Note that regression algorithms used by the simulation estimation model 21 and the material feature value estimation model 25 are discretionary, and these algorithms may be identical or different. For example, a discretionary algorithm can be selected from various regression algorithms including random forest, support vector machine, Gaussian process regression, and neural network. The material feature estimation model 20 is applicable to any of an organic-inorganic compound and an inorganic compound. The descriptor can be generated from a chemical formula, that is, any of a structural formula and a composition formula. Hereinafter, a more specific configuration of the example of the present description will be described.
EXAMPLE 1The material feature estimation device 100 stores a descriptor calculation unit 104, a simulation execution target selection unit 105, a material feature value estimation model learning unit 106, a simulation execution unit 107, a simulation estimation unit 108, a simulation estimation model learning unit 109, a material feature value estimation unit 111, and a material feature estimation result display unit 112. These are programs, and one or more processors of the material feature estimation device 100 can operate as corresponding functional units by executing these programs. Note that a discretionary function of the material feature estimation device 100 can be implemented in a discretionary program.

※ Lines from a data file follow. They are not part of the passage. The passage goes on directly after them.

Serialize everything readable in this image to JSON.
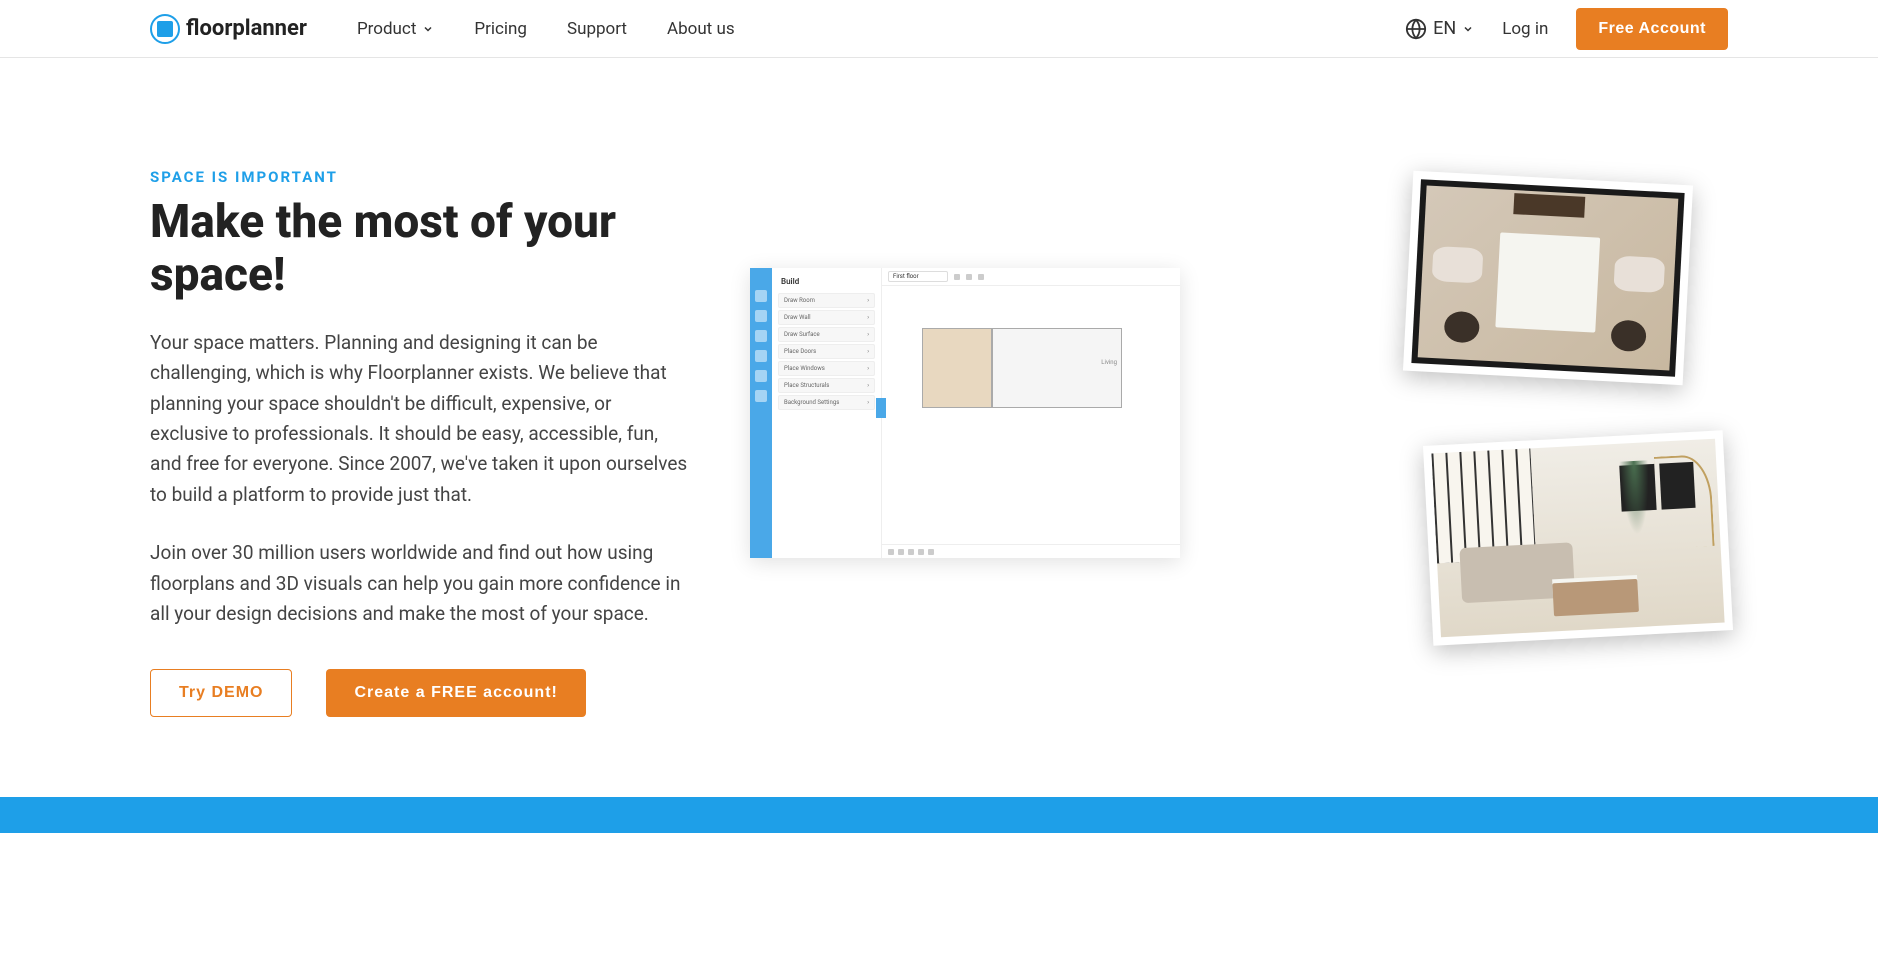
{
  "nav": {
    "brand": "floorplanner",
    "items": {
      "product": "Product",
      "pricing": "Pricing",
      "support": "Support",
      "about": "About us"
    },
    "language": "EN",
    "login": "Log in",
    "cta": "Free Account"
  },
  "hero": {
    "eyebrow": "SPACE IS IMPORTANT",
    "title": "Make the most of your space!",
    "para1": "Your space matters. Planning and designing it can be challenging, which is why Floorplanner exists. We believe that planning your space shouldn't be difficult, expensive, or exclusive to professionals. It should be easy, accessible, fun, and free for everyone. Since 2007, we've taken it upon ourselves to build a platform to provide just that.",
    "para2": "Join over 30 million users worldwide and find out how using floorplans and 3D visuals can help you gain more confidence in all your design decisions and make the most of your space.",
    "demo_btn": "Try DEMO",
    "create_btn": "Create a FREE account!"
  },
  "mock": {
    "floor_label": "First floor",
    "panel_title": "Build",
    "items": {
      "draw_room": "Draw Room",
      "draw_wall": "Draw Wall",
      "draw_surface": "Draw Surface",
      "place_doors": "Place Doors",
      "place_windows": "Place Windows",
      "place_structurals": "Place Structurals",
      "background_settings": "Background Settings"
    },
    "room_label": "Living"
  }
}
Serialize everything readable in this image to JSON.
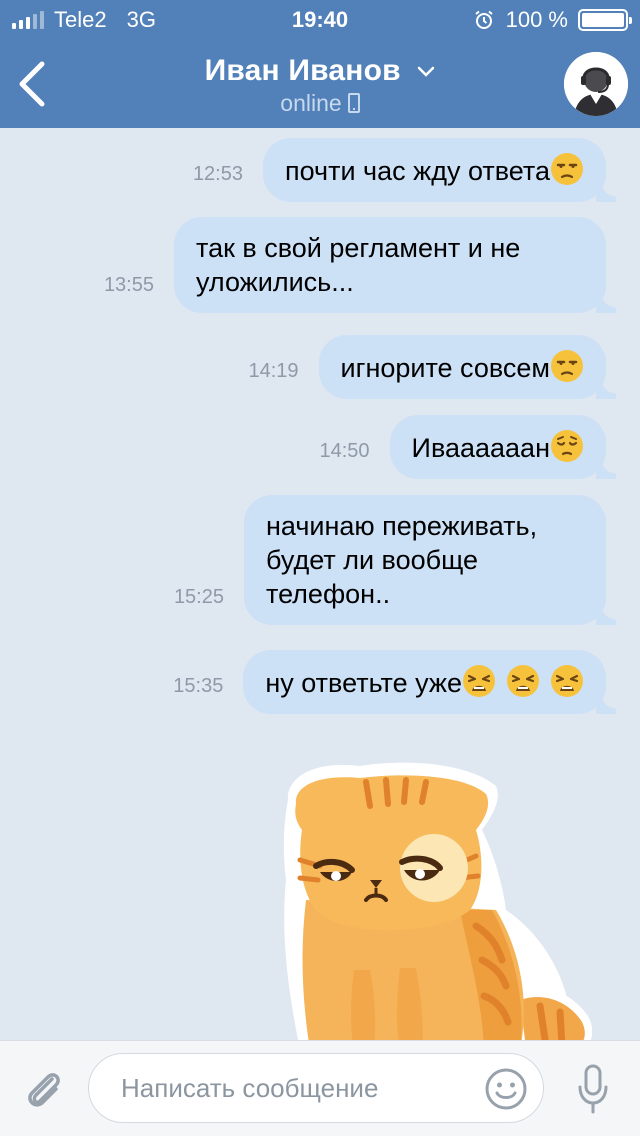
{
  "status_bar": {
    "carrier": "Tele2",
    "network": "3G",
    "time": "19:40",
    "battery": "100 %"
  },
  "header": {
    "contact_name": "Иван Иванов",
    "status": "online",
    "colors": {
      "bar": "#5181b8",
      "bubble": "#cce0f6",
      "background": "#dfe7f1"
    }
  },
  "messages": [
    {
      "time": "12:53",
      "text": "почти час жду ответа",
      "emoji": [
        "unamused"
      ]
    },
    {
      "time": "13:55",
      "text": "так в свой регламент и не уложились...",
      "emoji": []
    },
    {
      "time": "14:19",
      "text": "игнорите совсем",
      "emoji": [
        "unamused"
      ]
    },
    {
      "time": "14:50",
      "text": "Иваааааан",
      "emoji": [
        "pensive"
      ]
    },
    {
      "time": "15:25",
      "text": "начинаю переживать, будет ли вообще телефон..",
      "emoji": []
    },
    {
      "time": "15:35",
      "text": "ну ответьте уже",
      "emoji": [
        "weary",
        "weary",
        "weary"
      ]
    }
  ],
  "sticker": {
    "icon": "sad-orange-cat-sticker"
  },
  "input_bar": {
    "placeholder": "Написать сообщение"
  }
}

The descriptor calculation unit 104 generates a descriptor from a chemical formula by a predetermined method. The descriptor represents a feature of the material indicated by the chemical formula. The descriptor is represented by a vector including a plurality of elements (feature). A feature corresponding to each element, for example, a molecular weight or an element mixing ratio is represented. Hereinafter, the organic compound material represented by the chemical structural formula will be described as an example of the estimation target material. Examples of the present description are also applicable to an inorganic compound material represented by a composition formula, for example.
The simulation execution target selection unit 105 selects a material for which simulation is to be executed by the numerical simulator 11 in order to generate learning data for learning (training) the material feature estimation model 20. The simulation execution unit 107 executes simulation by the numerical simulator 11.

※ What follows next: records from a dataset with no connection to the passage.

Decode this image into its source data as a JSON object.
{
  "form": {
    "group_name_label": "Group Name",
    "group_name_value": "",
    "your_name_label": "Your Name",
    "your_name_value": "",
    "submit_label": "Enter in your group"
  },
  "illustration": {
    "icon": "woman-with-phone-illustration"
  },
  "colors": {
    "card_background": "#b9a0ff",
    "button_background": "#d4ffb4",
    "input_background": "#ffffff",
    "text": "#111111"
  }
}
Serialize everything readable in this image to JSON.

The simulation estimation model learning unit 109 performs learning (training) of the simulation estimation model 21 that estimates a simulation result. The simulation estimation unit 108 calculates a simulation result estimation value of the material feature by the learned simulation estimation model 21.
The material feature value estimation model learning unit 106 performs learning (training) of the material feature value estimation model 25 that estimates a material feature value. The material feature value estimation unit 111 calculates an estimation value of the material feature value by the learned material feature value estimation model 25. The material feature estimation result display unit 112 presents the user a material feature estimation result by the material feature value estimation unit 111.

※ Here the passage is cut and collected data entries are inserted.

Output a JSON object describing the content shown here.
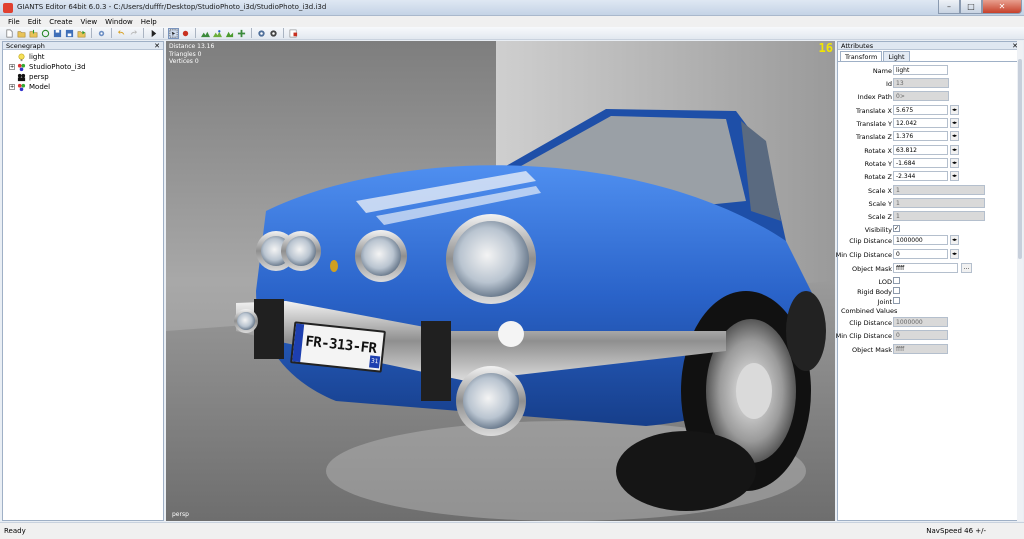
{
  "window": {
    "title": "GIANTS Editor 64bit 6.0.3 - C:/Users/dufffr/Desktop/StudioPhoto_i3d/StudioPhoto_i3d.i3d",
    "minimize": "–",
    "maximize": "□",
    "close": "✕"
  },
  "menu": [
    "File",
    "Edit",
    "Create",
    "View",
    "Window",
    "Help"
  ],
  "scenegraph": {
    "title": "Scenegraph",
    "close": "✕",
    "items": [
      {
        "label": "light",
        "icon": "light-bulb-icon",
        "expand": ""
      },
      {
        "label": "StudioPhoto_i3d",
        "icon": "transform-group-icon",
        "expand": "+"
      },
      {
        "label": "persp",
        "icon": "camera-icon",
        "expand": ""
      },
      {
        "label": "Model",
        "icon": "transform-group-icon",
        "expand": "+"
      }
    ]
  },
  "viewport": {
    "stats": [
      "Distance 13.16",
      "Triangles 0",
      "Vertices 0"
    ],
    "fps": "16",
    "camera": "persp",
    "plate": "FR-313-FR",
    "plate_dept": "31"
  },
  "attributes": {
    "title": "Attributes",
    "close": "✕",
    "tabs": [
      "Transform",
      "Light"
    ],
    "name_label": "Name",
    "name_value": "light",
    "id_label": "Id",
    "id_value": "13",
    "index_path_label": "Index Path",
    "index_path_value": "0>",
    "translate_x_label": "Translate X",
    "translate_x_value": "5.675",
    "translate_y_label": "Translate Y",
    "translate_y_value": "12.042",
    "translate_z_label": "Translate Z",
    "translate_z_value": "1.376",
    "rotate_x_label": "Rotate X",
    "rotate_x_value": "63.812",
    "rotate_y_label": "Rotate Y",
    "rotate_y_value": "-1.684",
    "rotate_z_label": "Rotate Z",
    "rotate_z_value": "-2.344",
    "scale_x_label": "Scale X",
    "scale_x_value": "1",
    "scale_y_label": "Scale Y",
    "scale_y_value": "1",
    "scale_z_label": "Scale Z",
    "scale_z_value": "1",
    "visibility_label": "Visibility",
    "visibility_check": "✓",
    "clip_distance_label": "Clip Distance",
    "clip_distance_value": "1000000",
    "min_clip_distance_label": "Min Clip Distance",
    "min_clip_distance_value": "0",
    "object_mask_label": "Object Mask",
    "object_mask_value": "ffff",
    "object_mask_button": "...",
    "lod_label": "LOD",
    "rigid_body_label": "Rigid Body",
    "joint_label": "Joint",
    "combined_values_label": "Combined Values",
    "combined_clip_distance_label": "Clip Distance",
    "combined_clip_distance_value": "1000000",
    "combined_min_clip_distance_label": "Min Clip Distance",
    "combined_min_clip_distance_value": "0",
    "combined_object_mask_label": "Object Mask",
    "combined_object_mask_value": "ffff",
    "spinner": "◂▸"
  },
  "status": {
    "left": "Ready",
    "right": "NavSpeed 46 +/-"
  },
  "colors": {
    "car_blue": "#2a63c9",
    "fps_yellow": "#f2e600",
    "panel_border": "#9fb0c6"
  }
}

The tested material database 102 stores test results of predetermined material feature values of various materials. The untested material database 103 stores data of materials for which tests on material feature values have not been executed. The simulation result database 110 stores a simulation result by the numerical simulator 11.
For example, the auxiliary storage device 154 stores programs such as the descriptor calculation unit 104, the simulation execution target selection unit 105, the material feature value estimation model learning unit 106, the simulation execution unit 107, the simulation estimation unit 108, the simulation estimation model learning unit 109, the material feature value estimation unit 111, and the material feature estimation result display unit 112.
The auxiliary storage device 154 further stores various data such as the tested material database 102, the untested material database 103, and the simulation result database 110. The program to be executed by the processor 151 and processing target data are loaded from the auxiliary storage device 154 to the DRAM 152.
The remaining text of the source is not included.